Imagine yourself working in the field of bioinformatics. You are assigned the work of finding out the occurrence of a particular pattern in a DNA strand.

It is a famous problem in computer science academia. And, the simplest algorithm takes the time proportional to

(number of character in DNA strand) * (number of characters in pattern)

A typical DNA strand has millions of such units. Eh! worry not. KMP algorithm can get this done in time which is proportional to

(number of character in DNA strand) + (number of characters in pattern)

The * operator replaced by + makes a lot of change.

Considering that the pattern was of 100 characters, your algorithm is now 100 times faster. If your pattern was of 1000 characters, the KMP algorithm would be almost 1000 times faster. That is, if you were able to find the occurrence of pattern in 1 second, it will now take you just 1 ms. We can also put this in another way. Instead of matching 1 strand, you can match 1000 strands of similar length at the same time.

And there are infinite such stories...

Final Words

Generally, software development involves learning new technologies on a daily basis. You get to learn most of these technologies while using them in one of your projects. However, it is not the case with algorithms.

If you don't know algorithms well, you won't be able to identify if you can optimize the code you are writing right now. You are expected to know them in advance and apply them wherever possible and critical.
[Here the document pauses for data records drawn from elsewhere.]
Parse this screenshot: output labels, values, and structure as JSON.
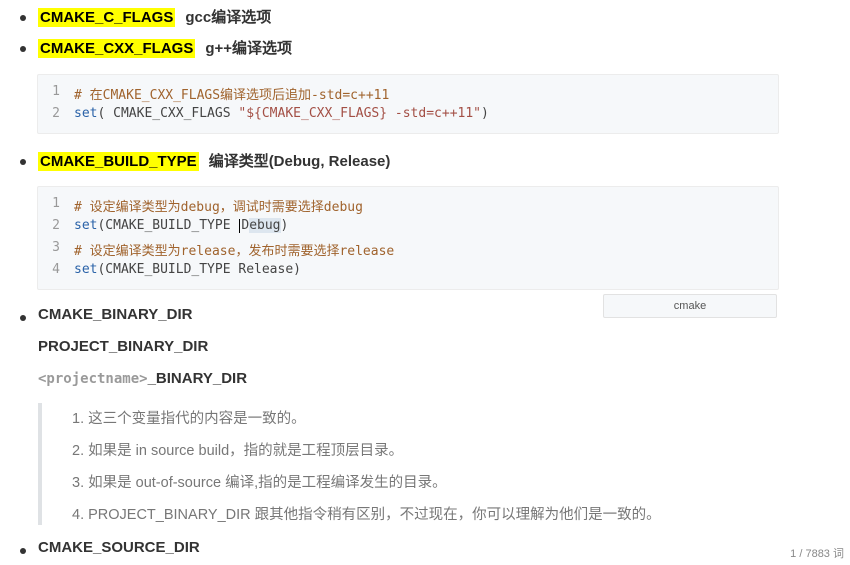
{
  "bullets": {
    "b1": {
      "keyword": "CMAKE_C_FLAGS",
      "desc": "gcc编译选项"
    },
    "b2": {
      "keyword": "CMAKE_CXX_FLAGS",
      "desc": "g++编译选项"
    },
    "b3": {
      "keyword": "CMAKE_BUILD_TYPE",
      "desc": "编译类型(Debug, Release)"
    },
    "b4": {
      "line1": "CMAKE_BINARY_DIR",
      "line2": "PROJECT_BINARY_DIR",
      "line3_code": "<projectname>",
      "line3_rest": "_BINARY_DIR"
    },
    "b5": {
      "keyword": "CMAKE_SOURCE_DIR"
    }
  },
  "code1": {
    "line_numbers": [
      "1",
      "2"
    ],
    "l1_comment": "# 在CMAKE_CXX_FLAGS编译选项后追加-std=c++11",
    "l2_fn": "set",
    "l2_a": "( CMAKE_CXX_FLAGS ",
    "l2_str": "\"${CMAKE_CXX_FLAGS} -std=c++11\"",
    "l2_b": ")"
  },
  "code2": {
    "line_numbers": [
      "1",
      "2",
      "3",
      "4"
    ],
    "l1_comment": "# 设定编译类型为debug，调试时需要选择debug",
    "l2_fn": "set",
    "l2_a": "(CMAKE_BUILD_TYPE ",
    "l2_d": "D",
    "l2_sel": "ebug",
    "l2_b": ")",
    "l3_comment": "# 设定编译类型为release，发布时需要选择release",
    "l4_fn": "set",
    "l4_a": "(CMAKE_BUILD_TYPE Release)",
    "language": "cmake"
  },
  "quote_items": [
    "1. 这三个变量指代的内容是一致的。",
    "2. 如果是 in source build，指的就是工程顶层目录。",
    "3. 如果是 out-of-source 编译,指的是工程编译发生的目录。",
    "4. PROJECT_BINARY_DIR 跟其他指令稍有区别，不过现在，你可以理解为他们是一致的。"
  ],
  "status": {
    "word_count": "1 / 7883 词"
  }
}
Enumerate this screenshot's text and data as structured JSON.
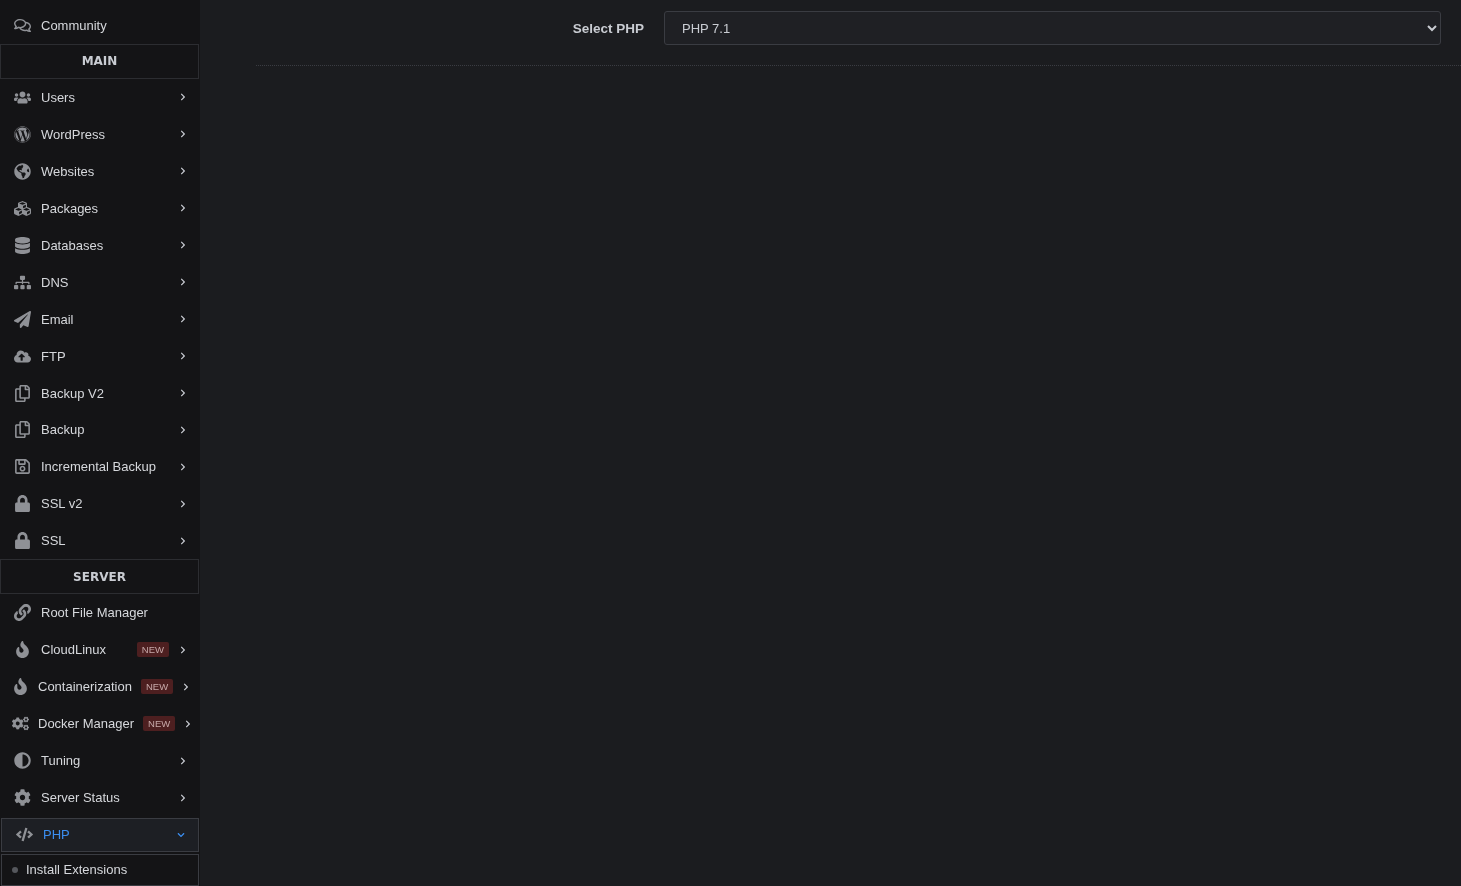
{
  "sidebar": {
    "items": [
      {
        "kind": "item",
        "label": "Community"
      },
      {
        "kind": "section",
        "label": "MAIN"
      },
      {
        "kind": "item",
        "label": "Users",
        "expanded": false
      },
      {
        "kind": "item",
        "label": "WordPress",
        "expanded": false
      },
      {
        "kind": "item",
        "label": "Websites",
        "expanded": false
      },
      {
        "kind": "item",
        "label": "Packages",
        "expanded": false
      },
      {
        "kind": "item",
        "label": "Databases",
        "expanded": false
      },
      {
        "kind": "item",
        "label": "DNS",
        "expanded": false
      },
      {
        "kind": "item",
        "label": "Email",
        "expanded": false
      },
      {
        "kind": "item",
        "label": "FTP",
        "expanded": false
      },
      {
        "kind": "item",
        "label": "Backup V2",
        "expanded": false
      },
      {
        "kind": "item",
        "label": "Backup",
        "expanded": false
      },
      {
        "kind": "item",
        "label": "Incremental Backup",
        "expanded": false
      },
      {
        "kind": "item",
        "label": "SSL v2",
        "expanded": false
      },
      {
        "kind": "item",
        "label": "SSL",
        "expanded": false
      },
      {
        "kind": "section",
        "label": "SERVER"
      },
      {
        "kind": "item",
        "label": "Root File Manager"
      },
      {
        "kind": "item",
        "label": "CloudLinux",
        "badge": "NEW",
        "expanded": false
      },
      {
        "kind": "item",
        "label": "Containerization",
        "badge": "NEW",
        "expanded": false
      },
      {
        "kind": "item",
        "label": "Docker Manager",
        "badge": "NEW",
        "expanded": false
      },
      {
        "kind": "item",
        "label": "Tuning",
        "expanded": false
      },
      {
        "kind": "item",
        "label": "Server Status",
        "expanded": false
      },
      {
        "kind": "item",
        "label": "PHP",
        "expanded": true,
        "children": [
          {
            "label": "Install Extensions"
          }
        ]
      }
    ]
  },
  "main": {
    "select_label": "Select PHP",
    "select_value": "PHP 7.1"
  }
}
We specifically talked about the scalability of algorithms. A software system consists of many such algorithms. Optimizing any one of them leads to a better system.

However, it's important to note that this is not the only way to make a system scalable. For example, a technique known as distributed computing allows independent parts of a program to run to multiple machines together making it even more scalable.